Pourquoi j’ai la chair de poule quand j’ai froid ou quand j’ai peur ?
Qui n’a pas connu ce hérissement des poils disgracieux alors qu’il avait froid ou peur ? Cette réaction naturelle et universelle est un réflexe hérité de nos lointains ancêtres. Quels sont les mécanismes du corps sollicités ? À quoi sert ce phénomène ? Peut-on le contrôler ? Explications avec le Pr Jean-Pol Tassin, neurobiologiste.
Chair de poule et sensations fortes
La chair de poule (ou piloérection) est une réaction du corps consécutive à une émotion forte telle que la peur, la colère ou même le plaisir. "Le système nerveux autonome est alors stimulé" explique le Pr Tassin, neurobiologiste. Le système nerveux autonome recouvre les fonctions qui ne sont pas soumises au contrôle volontaire (comme la digestion, les battements du cœur…).
Sollicité par la peur, ce système émet des signaux vers certains muscles et organes grâce à des neurotransmetteurs tels que l’adrénaline. Cette dernière active la contraction des muscles qui relient les poils à la peau (on parle de muscles érecteurs ou horripilateurs). La peau devient alors granuleuse et les poils se redressent, donnant à la peau l’aspect d’une volaille déplumée – d’où l’expression "chair de poule".
"C’est un phénomène essentiellement nerveux et musculaire", ajoute le spécialiste. La chair de poule peut s’accompagner d’autres manifestations physiques liées à la montée d’adrénaline : l’accélération du rythme cardiaque, les mains moites, les tremblements, les pupilles dilatées…
Chair de poule et froid
La chair de poule peut aussi se déclencher lorsque nous avons froid. Le corps est équipé de récepteurs sensoriels localisés sur l’épiderme, sensibles aux variations de température. Si le thermomètre chute, ces thermorécepteurs émettent un signal vers le cerveau. L’hypothalamus va alors déclencher la sécrétion d’adrénaline qui transmet un signal aux muscles du corps capables de nous réchauffer. Ces rapides contractions musculaires sont ce que nous appelons communément des frissons. Il va également solliciter les muscles horripilateurs situés sous la peau.
"La chair de poule est symptomatique du frisson" explique le Pr Tassin. En effet, le frisson se diffuse dans tout le corps tandis que la chair de poule se focalise sur les muscles à la racine du poil.
La chair de poule, un réflexe ancestral
"La chair de poule est un phénomène qui date des premiers mammifères" d’après notre expert. "Tout comme les animaux, nos ancêtres (bien plus poilus que nous) parvenaient à se protéger du froid ou à effrayer l’ennemi grâce au redressement de leurs grands poils" poursuit le spécialiste.
En redressant leurs poils, un animal à fourrure peut augmenter son volume et donc apparaître plus gros qu’il ne l’est réellement. Qui n’a jamais vu les poils d’un chat se redresser lorsqu’il se retrouve face à un adversaire menaçant ?
"Les poils créent une couche d’air isolante à la surface du corps permettant de maintenir la température centrale.

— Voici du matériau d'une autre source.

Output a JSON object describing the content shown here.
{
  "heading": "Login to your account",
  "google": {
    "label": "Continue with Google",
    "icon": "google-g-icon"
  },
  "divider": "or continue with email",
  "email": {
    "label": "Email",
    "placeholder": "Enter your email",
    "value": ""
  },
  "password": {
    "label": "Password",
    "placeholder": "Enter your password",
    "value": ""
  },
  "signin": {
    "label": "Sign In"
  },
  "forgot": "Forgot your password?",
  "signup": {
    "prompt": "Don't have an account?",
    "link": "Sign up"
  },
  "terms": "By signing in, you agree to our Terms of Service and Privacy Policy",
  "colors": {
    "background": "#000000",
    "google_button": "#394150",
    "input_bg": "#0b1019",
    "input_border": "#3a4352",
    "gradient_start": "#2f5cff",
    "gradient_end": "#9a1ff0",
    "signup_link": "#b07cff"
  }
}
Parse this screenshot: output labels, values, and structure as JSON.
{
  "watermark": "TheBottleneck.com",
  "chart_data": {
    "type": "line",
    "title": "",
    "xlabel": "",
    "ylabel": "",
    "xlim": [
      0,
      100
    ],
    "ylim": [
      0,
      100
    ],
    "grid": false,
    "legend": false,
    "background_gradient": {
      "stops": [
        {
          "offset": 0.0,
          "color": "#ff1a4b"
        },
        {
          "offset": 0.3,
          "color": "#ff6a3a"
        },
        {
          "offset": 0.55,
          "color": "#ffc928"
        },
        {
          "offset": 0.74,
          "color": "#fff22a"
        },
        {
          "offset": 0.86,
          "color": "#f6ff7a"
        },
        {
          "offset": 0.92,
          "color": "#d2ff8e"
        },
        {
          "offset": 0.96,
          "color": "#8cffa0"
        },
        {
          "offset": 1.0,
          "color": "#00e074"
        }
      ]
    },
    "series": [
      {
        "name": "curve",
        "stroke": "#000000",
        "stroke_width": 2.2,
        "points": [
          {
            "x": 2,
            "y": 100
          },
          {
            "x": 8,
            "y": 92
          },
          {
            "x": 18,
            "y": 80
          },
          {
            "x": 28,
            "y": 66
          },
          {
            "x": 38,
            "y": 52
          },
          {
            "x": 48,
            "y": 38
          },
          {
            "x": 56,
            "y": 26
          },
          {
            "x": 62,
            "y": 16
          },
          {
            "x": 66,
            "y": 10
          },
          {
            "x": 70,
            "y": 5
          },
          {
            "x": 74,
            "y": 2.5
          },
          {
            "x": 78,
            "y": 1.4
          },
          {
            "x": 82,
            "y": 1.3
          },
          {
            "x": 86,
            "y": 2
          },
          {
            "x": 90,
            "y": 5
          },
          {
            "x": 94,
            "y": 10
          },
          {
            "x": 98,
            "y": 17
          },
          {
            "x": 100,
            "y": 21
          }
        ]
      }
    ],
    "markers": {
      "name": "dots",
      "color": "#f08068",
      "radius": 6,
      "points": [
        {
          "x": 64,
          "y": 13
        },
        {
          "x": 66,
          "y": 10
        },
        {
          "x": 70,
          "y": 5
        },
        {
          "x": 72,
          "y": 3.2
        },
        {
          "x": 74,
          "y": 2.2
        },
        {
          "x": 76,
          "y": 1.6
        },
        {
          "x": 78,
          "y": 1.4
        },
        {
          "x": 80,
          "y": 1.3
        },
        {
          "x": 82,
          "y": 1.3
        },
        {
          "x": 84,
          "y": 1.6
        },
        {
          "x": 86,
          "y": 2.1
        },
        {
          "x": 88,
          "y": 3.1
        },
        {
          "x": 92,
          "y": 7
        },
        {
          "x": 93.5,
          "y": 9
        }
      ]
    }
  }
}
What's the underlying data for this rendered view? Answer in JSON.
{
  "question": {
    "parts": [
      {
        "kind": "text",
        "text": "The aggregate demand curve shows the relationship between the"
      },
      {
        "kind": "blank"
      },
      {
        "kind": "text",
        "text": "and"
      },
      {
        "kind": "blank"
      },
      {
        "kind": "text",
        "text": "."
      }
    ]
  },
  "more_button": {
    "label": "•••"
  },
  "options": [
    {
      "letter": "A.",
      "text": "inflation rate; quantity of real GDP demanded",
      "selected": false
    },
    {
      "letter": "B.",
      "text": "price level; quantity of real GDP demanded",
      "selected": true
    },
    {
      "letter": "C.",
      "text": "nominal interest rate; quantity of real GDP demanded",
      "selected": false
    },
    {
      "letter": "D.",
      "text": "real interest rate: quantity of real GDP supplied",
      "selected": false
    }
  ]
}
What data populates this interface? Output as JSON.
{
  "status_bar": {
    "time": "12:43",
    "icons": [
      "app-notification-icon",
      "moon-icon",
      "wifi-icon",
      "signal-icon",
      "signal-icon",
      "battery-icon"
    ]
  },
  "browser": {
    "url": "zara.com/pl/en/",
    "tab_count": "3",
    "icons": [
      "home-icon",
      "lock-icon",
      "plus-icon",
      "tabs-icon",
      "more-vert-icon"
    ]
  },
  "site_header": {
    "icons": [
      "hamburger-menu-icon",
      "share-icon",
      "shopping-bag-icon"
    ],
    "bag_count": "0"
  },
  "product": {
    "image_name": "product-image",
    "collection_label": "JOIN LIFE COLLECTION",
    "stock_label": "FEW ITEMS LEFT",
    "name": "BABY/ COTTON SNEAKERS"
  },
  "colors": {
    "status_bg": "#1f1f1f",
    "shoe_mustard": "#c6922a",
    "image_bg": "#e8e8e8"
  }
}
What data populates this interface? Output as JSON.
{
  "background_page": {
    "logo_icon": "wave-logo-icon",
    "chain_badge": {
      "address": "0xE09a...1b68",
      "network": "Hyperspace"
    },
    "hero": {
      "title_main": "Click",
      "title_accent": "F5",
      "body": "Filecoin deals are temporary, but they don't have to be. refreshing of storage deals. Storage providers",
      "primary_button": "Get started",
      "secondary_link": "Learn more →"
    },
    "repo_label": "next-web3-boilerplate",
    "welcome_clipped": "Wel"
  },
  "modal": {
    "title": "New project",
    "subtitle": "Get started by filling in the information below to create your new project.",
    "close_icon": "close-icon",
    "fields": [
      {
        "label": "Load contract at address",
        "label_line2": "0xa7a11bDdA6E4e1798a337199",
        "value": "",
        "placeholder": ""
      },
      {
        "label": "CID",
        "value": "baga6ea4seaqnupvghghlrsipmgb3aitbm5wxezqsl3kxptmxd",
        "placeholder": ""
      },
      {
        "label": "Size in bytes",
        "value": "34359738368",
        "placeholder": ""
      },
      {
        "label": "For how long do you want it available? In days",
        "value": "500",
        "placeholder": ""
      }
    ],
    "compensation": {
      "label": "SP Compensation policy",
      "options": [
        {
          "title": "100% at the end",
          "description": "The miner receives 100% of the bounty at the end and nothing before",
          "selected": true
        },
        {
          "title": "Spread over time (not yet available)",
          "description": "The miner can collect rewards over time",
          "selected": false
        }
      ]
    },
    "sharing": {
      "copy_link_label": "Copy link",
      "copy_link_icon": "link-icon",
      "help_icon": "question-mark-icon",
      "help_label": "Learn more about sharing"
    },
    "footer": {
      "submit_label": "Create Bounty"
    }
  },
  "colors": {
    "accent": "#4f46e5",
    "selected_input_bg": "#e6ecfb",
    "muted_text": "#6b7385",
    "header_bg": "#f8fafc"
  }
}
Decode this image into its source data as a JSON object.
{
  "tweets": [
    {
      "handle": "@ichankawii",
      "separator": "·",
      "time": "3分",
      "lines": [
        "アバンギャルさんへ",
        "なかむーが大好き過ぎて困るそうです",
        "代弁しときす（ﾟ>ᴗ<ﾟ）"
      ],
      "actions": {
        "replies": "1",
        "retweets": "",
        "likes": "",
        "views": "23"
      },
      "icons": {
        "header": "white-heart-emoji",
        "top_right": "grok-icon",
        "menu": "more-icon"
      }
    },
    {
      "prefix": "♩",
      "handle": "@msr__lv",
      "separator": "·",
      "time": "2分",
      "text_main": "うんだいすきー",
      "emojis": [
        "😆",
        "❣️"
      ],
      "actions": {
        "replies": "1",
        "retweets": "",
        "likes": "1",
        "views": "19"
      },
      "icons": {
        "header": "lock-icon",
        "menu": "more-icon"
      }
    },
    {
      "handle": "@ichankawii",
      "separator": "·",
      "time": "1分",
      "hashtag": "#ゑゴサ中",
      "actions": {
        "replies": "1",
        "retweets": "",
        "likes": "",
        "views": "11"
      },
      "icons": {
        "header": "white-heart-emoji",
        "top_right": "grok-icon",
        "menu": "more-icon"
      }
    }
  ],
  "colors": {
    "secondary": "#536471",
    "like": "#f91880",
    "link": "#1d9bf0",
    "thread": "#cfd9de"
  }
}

Toutefois, notre densité pileuse qui s’est appauvrie au cours de l’évolution, ne nous permet plus de nous réchauffer efficacement," indique le neurobiologiste. Selon lui, "la chair de poule est instinctive mais n’a plus de logique. Elle perdure et ne disparaîtra sans doute jamais. Bien que superflue, elle ne s’est finalement pas significativement atténuée".
Peut-on déclencher la chair de poule ?
Une étude américaine récente a démontré que certaines personnes parviennent à se provoquer une chair de poule volontairement grâce à des méthodes qui leurs sont propres. Certains participants à l’étude ont déclaré n’avoir qu’à penser au sentiment de peur ou au fait de frissonner pour la déclencher. On parle de Piloérection Générée Volontairement (PGV). Selon le professeur Tassin, "ceci n’a rien d’étonnant. La chair de poule est une affaire de conditionnement, tout comme le fait de pleurer sur commande. Une bonne concentration permet de telles performances".
La chair de poule en écoutant de la musique ? Votre cerveau est spécial !
Si vous avez la chair de poule en écoutant de la musique, votre cerveau pourrait bien être spécial. Une étude américaine conduite par Matthew Sachs a examiné 20 étudiants : 10 ayant admis avoir des frissons en écoutant de la musique et 10 autres qui n’en ont jamais eu dans cette situation. En récoltant différentes données (comportementales, psychophysiologiques, imagerie cérébrale…), il a découvert que ceux chez qui la musique suscitait la chair de poule avaient un volume plus dense de connexions entre le cortex auditif et les zones qui traitent les émotions. En clair, les deux zones communiquaient mieux entre elles.